Leggi l'interessante articolo di Dean I. Radin uscito su Scienza e Conoscenza
Il metodo scientifico e le sue particolarità
La particolarità del metodo scientifico può essere illustrata con maggior efficacia confrontandolo con i precedenti e prescientifici metodi di ricerca della conoscenza. Come spiega L.L. Whyte: «Intorno al 1600 Keplero e Galileo hanno simultaneamente e dipendentemente formulato il principio per cui le leggi della natura devono essere scoperte per mezzo della misurazione, e applicato questo principio nel proprio lavoro. Laddove Aristotele aveva classificato, Keplero e Galileo hanno cercato di misurare». Oltre alle attente osservazioni e misurazioni, un punto di forza fondamentale del metodo scientifico è il suo affidarsi al pubblico e comune accordo sull’effettiva correttezza delle misurazioni. Questo approccio alla conoscenza si distingue drasticamente da quelli precedenti, come le argomentazioni logiche predilette dai filosofi o l’accettazione dogmatica delle scritture richiesta dalle autorità religiose. L’idea di un comune accordo sulle misurazioni ha portato al rigoroso requisito della scienza (o almeno delle scienze sperimentali) che i fenomeni siano indipendentemente e ripetutamente misurabili perché questo consenso si possa formare. In altre parole, l’idea di ripetibilità, o riproducibilità, è diventata approssimativamente l’equivalente di una verifica di stabilità. Se un fenomeno è altamente instabile, non possiamo essere sicuri di stare misurando un effetto reale, un qualche altro effetto o semplicemente delle variazioni casuali. Con questo genere di confusione nessun consenso può essere raggiunto e l’esistenza dell’effetto in questione rimane dubbia.

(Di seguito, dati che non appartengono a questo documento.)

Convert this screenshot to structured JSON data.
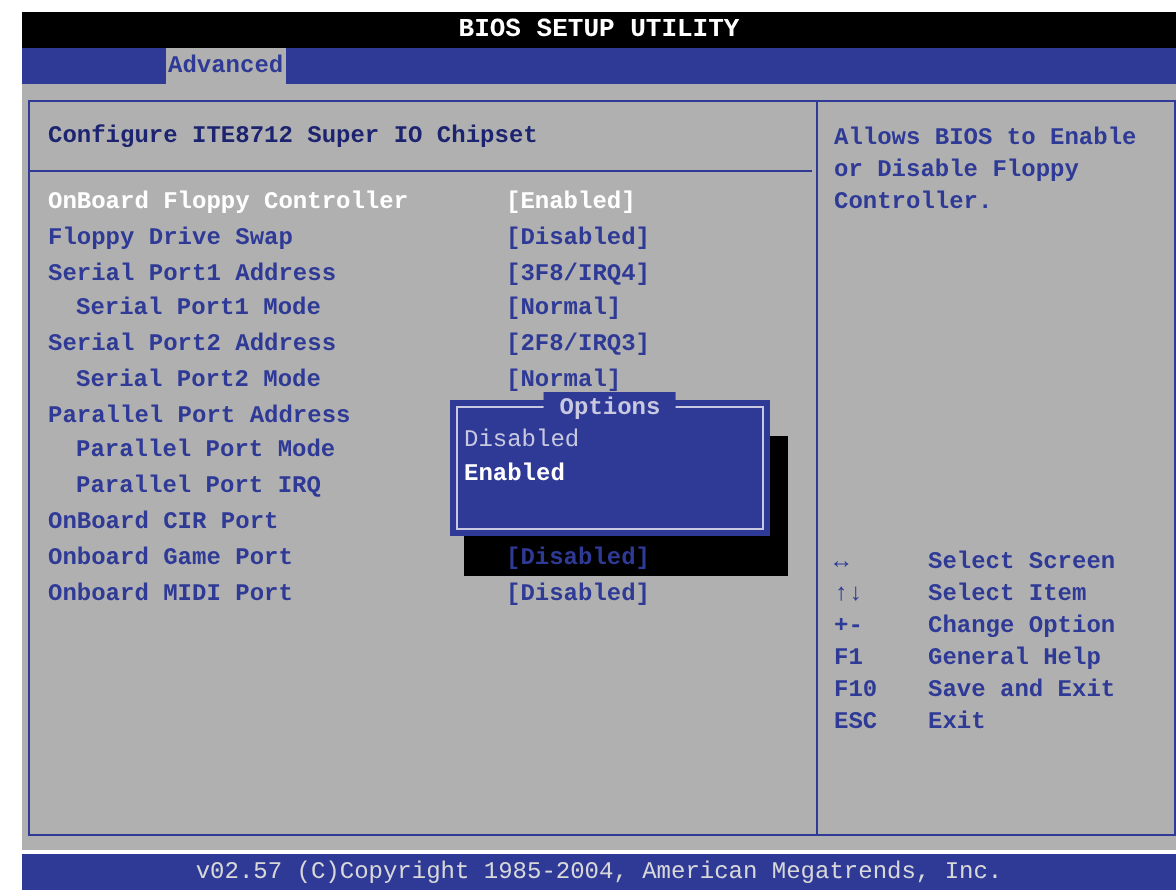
{
  "title": "BIOS SETUP UTILITY",
  "tabs": [
    {
      "label": "Advanced",
      "selected": true
    }
  ],
  "section_title": "Configure ITE8712 Super IO Chipset",
  "items": [
    {
      "label": "OnBoard Floppy Controller",
      "value": "[Enabled]",
      "selected": true
    },
    {
      "label": "Floppy Drive Swap",
      "value": "[Disabled]",
      "selected": false
    },
    {
      "label": "Serial Port1 Address",
      "value": "[3F8/IRQ4]",
      "selected": false,
      "children": [
        {
          "label": "Serial Port1 Mode",
          "value": "[Normal]",
          "selected": false
        }
      ]
    },
    {
      "label": "Serial Port2 Address",
      "value": "[2F8/IRQ3]",
      "selected": false,
      "children": [
        {
          "label": "Serial Port2 Mode",
          "value": "[Normal]",
          "selected": false
        }
      ]
    },
    {
      "label": "Parallel Port Address",
      "selected": false,
      "children": [
        {
          "label": "Parallel Port Mode",
          "selected": false
        },
        {
          "label": "Parallel Port IRQ",
          "selected": false
        }
      ]
    },
    {
      "label": "OnBoard CIR Port",
      "selected": false
    },
    {
      "label": "Onboard Game Port",
      "value": "[Disabled]",
      "selected": false
    },
    {
      "label": "Onboard MIDI Port",
      "value": "[Disabled]",
      "selected": false
    }
  ],
  "help_text": "Allows BIOS to Enable or Disable Floppy Controller.",
  "keys": [
    {
      "key": "↔",
      "action": "Select Screen"
    },
    {
      "key": "↑↓",
      "action": "Select Item"
    },
    {
      "key": "+-",
      "action": "Change Option"
    },
    {
      "key": "F1",
      "action": "General Help"
    },
    {
      "key": "F10",
      "action": "Save and Exit"
    },
    {
      "key": "ESC",
      "action": "Exit"
    }
  ],
  "popup": {
    "title": "Options",
    "options": [
      {
        "label": "Disabled",
        "selected": false
      },
      {
        "label": "Enabled",
        "selected": true
      }
    ]
  },
  "footer": "v02.57 (C)Copyright 1985-2004, American Megatrends, Inc."
}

Gli scienziati del diciassettesimo secolo non avevano ancora sviluppato dei metodi per distinguere chiaramente tra effetti reali e caso, e dunque erano costretti a girare intorno a molti interessanti fenomeni fisici, biologici e psicologici, ovvero quasi tutto ciò che oggi è oggetto di scienza. Fortunatamente, qualche effetto fisico e astronomico era abbastanza stabile (o così esattamente periodico) da assicurare il successo ai primi tentativi di misurazione. Senza tali effetti stabili la scienza come la conosciamo sarebbe miseramente fallita e staremmo ancora discutendo come ai tempi di Aristotele. Questi dibattiti filosofici tipicamente erano qualcosa come: «Sì, è così». «No, non è così». «Sì, lo è». «No, non lo è». «Sì! No!». Come ha fatto notare il filosofo Bertrand Russell: «Questo può sembrare strano, ma non è colpa mia».